3. Verweerder heeft bij het bestreden besluit het bezwaar gegrond verklaard en het primaire besluit herroepen voor zover dat ziet op de overtreding van het Activiteitenbesluit milieubeheer en de Activiteitenregeling milieubeheer. Voorts heeft verweerder in afwijking van het advies van de Regionale Commissie Bezwaarschriften Servicepunt 71 (bezwaarschriftencommissie) het bezwaar voor het overige ongegrond verklaard. Verweerder heeft hieraan ten grondslag gelegd dat binnen het bedrijf meer dan vier Canta’s aanwezig zijn die niet of in onvoldoende rijtechnische staat verkeren en Canta’s die eiser alleen gebruikt als donorvoertuig. Op basis van de staat waarin deze Canta’s zich bevinden, is verweerder van mening dat het hier ‘wrakken’ betreft, meer specifiek ‘overige voertuigwrakken’, omdat ‘wrakken’ van gehandicaptenvoertuigen niet voldoen aan de definitie van artikel 1.1, eerste lid, van het Activiteitenbesluit milieubeheer. Overige voertuigwrakken worden beschouwd als een afvalstof in de zin van artikel 1.1 van de Wet milieubeheer en de Richtlijn 2008/98/EG van het Europees Parlement en de Raad van
19 november 2008 betreffende afvalstoffen (Kaderrichtlijn afvalstoffen) en tot intrekking van een aantal richtlijnen (waaronder Richtlijn 2006/12/EG). Verweerder stelt dat de Canta’s bij het bedrijf van eiser binnenkomen in de afvalstoffase en geen sprake is van een tweedehands product, omdat de Canta’s niet zonder voorafgaande werking kunnen worden hergebruikt en het hergebruik niet zeker is. Verweerder beschouwt daarom de Canta’s binnen het bedrijf van eiser als overige voertuigwrakken die moeten worden aangemerkt als afvalstoffen bedoeld in artikel 1.1 van de Wet milieubeheer. Er is derhalve sprake van een inrichting die valt onder bijlage 1, onderdeel C, categorie 28.1, aanhef en onder a, sub 3 van het Besluit omgevingsrecht (Bor). De inrichting van eiser valt niet onder een van de uitzonderingen als bedoeld in bijlage 1, onderdeel C, categorie 28.10 van het Bor, zodat een vergunningplicht geldt voor deze inrichting.

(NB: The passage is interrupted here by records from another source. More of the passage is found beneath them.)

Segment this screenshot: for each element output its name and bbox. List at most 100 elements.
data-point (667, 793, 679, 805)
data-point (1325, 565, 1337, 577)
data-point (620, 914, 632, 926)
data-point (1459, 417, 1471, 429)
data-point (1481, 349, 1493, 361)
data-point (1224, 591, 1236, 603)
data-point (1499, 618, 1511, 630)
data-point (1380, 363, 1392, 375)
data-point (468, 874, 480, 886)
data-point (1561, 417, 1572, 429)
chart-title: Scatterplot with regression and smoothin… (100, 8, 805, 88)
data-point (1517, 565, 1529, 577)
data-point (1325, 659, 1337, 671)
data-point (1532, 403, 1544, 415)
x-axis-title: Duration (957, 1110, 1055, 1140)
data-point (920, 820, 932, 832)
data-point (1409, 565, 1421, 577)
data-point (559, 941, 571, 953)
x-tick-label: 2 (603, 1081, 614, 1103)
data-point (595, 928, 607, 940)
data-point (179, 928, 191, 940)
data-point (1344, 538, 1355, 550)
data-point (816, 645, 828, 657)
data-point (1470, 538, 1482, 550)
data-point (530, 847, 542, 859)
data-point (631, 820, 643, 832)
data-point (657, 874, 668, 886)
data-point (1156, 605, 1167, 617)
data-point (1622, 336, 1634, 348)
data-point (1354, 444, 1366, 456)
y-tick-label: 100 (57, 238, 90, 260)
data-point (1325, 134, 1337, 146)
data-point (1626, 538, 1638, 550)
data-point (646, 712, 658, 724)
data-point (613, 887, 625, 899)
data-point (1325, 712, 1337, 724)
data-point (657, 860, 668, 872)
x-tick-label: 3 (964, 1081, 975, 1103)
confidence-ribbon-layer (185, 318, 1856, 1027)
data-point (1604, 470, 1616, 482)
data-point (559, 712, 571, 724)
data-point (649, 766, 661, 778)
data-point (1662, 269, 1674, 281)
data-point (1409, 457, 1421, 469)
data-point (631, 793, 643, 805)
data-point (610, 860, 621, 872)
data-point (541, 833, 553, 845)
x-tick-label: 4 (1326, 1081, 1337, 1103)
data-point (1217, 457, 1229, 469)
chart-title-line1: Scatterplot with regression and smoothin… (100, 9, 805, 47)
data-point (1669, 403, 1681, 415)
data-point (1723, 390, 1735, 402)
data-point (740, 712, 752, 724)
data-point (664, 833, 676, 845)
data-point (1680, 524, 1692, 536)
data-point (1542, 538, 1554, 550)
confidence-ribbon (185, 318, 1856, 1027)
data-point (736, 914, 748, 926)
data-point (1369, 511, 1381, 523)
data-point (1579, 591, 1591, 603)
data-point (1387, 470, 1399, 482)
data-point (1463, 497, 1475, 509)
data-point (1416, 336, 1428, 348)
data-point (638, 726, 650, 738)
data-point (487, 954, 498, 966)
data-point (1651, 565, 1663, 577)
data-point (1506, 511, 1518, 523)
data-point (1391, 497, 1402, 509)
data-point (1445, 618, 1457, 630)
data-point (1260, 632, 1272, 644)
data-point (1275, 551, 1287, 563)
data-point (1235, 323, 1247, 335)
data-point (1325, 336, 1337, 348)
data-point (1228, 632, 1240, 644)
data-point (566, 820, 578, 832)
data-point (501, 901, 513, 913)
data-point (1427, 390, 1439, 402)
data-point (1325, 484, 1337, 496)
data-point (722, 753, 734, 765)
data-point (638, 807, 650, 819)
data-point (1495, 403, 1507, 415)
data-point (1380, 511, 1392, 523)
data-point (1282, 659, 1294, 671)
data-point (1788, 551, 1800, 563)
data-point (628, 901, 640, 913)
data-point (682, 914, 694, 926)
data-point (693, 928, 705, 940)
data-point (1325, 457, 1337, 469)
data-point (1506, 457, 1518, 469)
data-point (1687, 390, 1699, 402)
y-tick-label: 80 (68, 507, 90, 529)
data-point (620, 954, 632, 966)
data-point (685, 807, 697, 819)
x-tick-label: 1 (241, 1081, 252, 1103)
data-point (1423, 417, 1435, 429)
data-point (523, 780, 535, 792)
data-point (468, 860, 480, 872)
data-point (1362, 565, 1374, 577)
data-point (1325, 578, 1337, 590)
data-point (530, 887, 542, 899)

4. Eiser kan zich niet verenigen met het bestreden besluit en voert hiertoe – samengevat weergegeven – aan dat hij geen omgevingsvergunning nodig heeft voor zijn bedrijf.
Eiser stelt dat verweerder het bestreden besluit niet binnen de beslistermijn heeft genomen. Daarnaast stelt eiser dat verweerder ten onrechte in afwijking van het advies van de bezwaarschriftencommissie het bestreden besluit heeft genomen. Eiser is van mening dat hiermee de functie van de bezwaarschriftencommissie komt te vervallen. Voorts stelt eiser zich op het standpunt dat de Canta’s niet kunnen worden aangemerkt als wrakken, dan wel als overige voertuigwrakken.
5. De rechtbank ziet zich allereerst geplaatst voor de vraag of verweerder het voor handhaving bevoegde gezag is.